There is a ton of maths in here, but I think this figure (can I show this? email me: orsburn@vt.edu if I can't -- I'll take it down! Oh..it is in the manual, shouldn't be a problem!)

How sharp is that?  It summarizes the possibilities semi-linearly!

You can check the software out directly here!  P.S. It is called TopMG

What was I talking about?

Oh....who first said that if the average protein had X possible length variants times Y post translational modifications that there might be billions of proteoforms?

Uh oh! Gonna need this (couldn't find a T.A.R.D.I.S.)

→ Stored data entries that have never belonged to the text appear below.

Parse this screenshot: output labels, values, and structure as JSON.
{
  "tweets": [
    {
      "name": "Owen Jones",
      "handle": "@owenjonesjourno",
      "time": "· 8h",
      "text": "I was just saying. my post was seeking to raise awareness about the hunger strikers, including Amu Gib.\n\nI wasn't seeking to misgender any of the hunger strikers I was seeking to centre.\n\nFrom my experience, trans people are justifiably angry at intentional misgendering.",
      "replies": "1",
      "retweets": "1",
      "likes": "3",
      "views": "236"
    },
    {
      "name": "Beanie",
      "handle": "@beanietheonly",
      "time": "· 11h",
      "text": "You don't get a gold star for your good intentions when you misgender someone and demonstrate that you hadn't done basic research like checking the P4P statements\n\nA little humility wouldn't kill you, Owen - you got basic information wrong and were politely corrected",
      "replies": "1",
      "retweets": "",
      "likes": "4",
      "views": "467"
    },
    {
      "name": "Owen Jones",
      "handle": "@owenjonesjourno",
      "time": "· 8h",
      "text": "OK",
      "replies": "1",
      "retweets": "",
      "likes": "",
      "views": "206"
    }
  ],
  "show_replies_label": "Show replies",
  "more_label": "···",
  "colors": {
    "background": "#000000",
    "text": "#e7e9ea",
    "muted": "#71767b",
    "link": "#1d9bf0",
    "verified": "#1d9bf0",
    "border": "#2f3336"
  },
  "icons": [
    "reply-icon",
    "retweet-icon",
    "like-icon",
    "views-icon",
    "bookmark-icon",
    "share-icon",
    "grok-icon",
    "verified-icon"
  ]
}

This is a paper we can blame for this idea!  2006!?!?

Check out this nugget!

Here in 2006 we have a hint of the number. Not considering alternative slicing events -- just PTMs, we might have millions of distinct proteins floating around. Quick -- those people at NorthWestern talk about all the proteoforms -- grab a quick paper from them and see who they blame.

Wow!  Okay, I'll come back to 21 Tesla ETD top down. Cause that sounds great -- I love doing fragmentation at 1Hz...

I need to borrow some more equipment!

To get me back to 2009 -- to this nice open paper!

This tackles the topic head-on. Showing how even in canonical proteins like GAPDH, there are multiple proteoforms performing multiple functions.

But even this paper doesn't drop the --

(another side note -- Carl Sagan's book by this same name is one of my favs from him)

Okay -- I'm gonna have to keep digging. The evidence is here -- and somebody totally was first to do the math and drop the B-bomb.

EDIT (1/5/17): Found it!  Had to go to the Proteoform man, himself!

In this beautiful (and Open Access!) paper from 2012, we're going to run into this here figure.

...and this makes an awful lot more sense, right?  Heck, I'm impressed to find out thee are 4,000 cell types. Now...it is fair to consider that each cell type isn't going to necessarily have a completely different protein profile...but it makes sense that we'd see different proteoforms in some of them.  And..I'd like to point out one of my favorite papers from 2015.

59!! Proteoforms of Ovalbumin!! 


  1. It's the wrong question - "How many protein isoforms make up the human proteome?" Only physicists specializing in mass spectrometry worry about that. EGFR has 12 glycosylation sites each occupied by giant sugar chains that together increase its MW from 134 kDa to 175 kDa. The sugar chains have microheterogeniety that cause tiny immeasurable pI changes. Why would anyone count the isoforms? It's the tyrosine phosphorylation sites that are important.
    A better question is "How do changes in protein expression and post-translational modification in specific cell types cause disease?"

    That's my 2 cents, anyway.

    1. Thanks for adding! I definitely agree 100% with the second part. I don't care how many proteoforms exist if they aren't affecting the diseases I care about. I'd much rather ignore the fact that alternative proteoforms exist...but the suggestion that they aren't there (how I read the other blogger's article) is definitely untrue. The further I get in, the larger their numbers appear to be.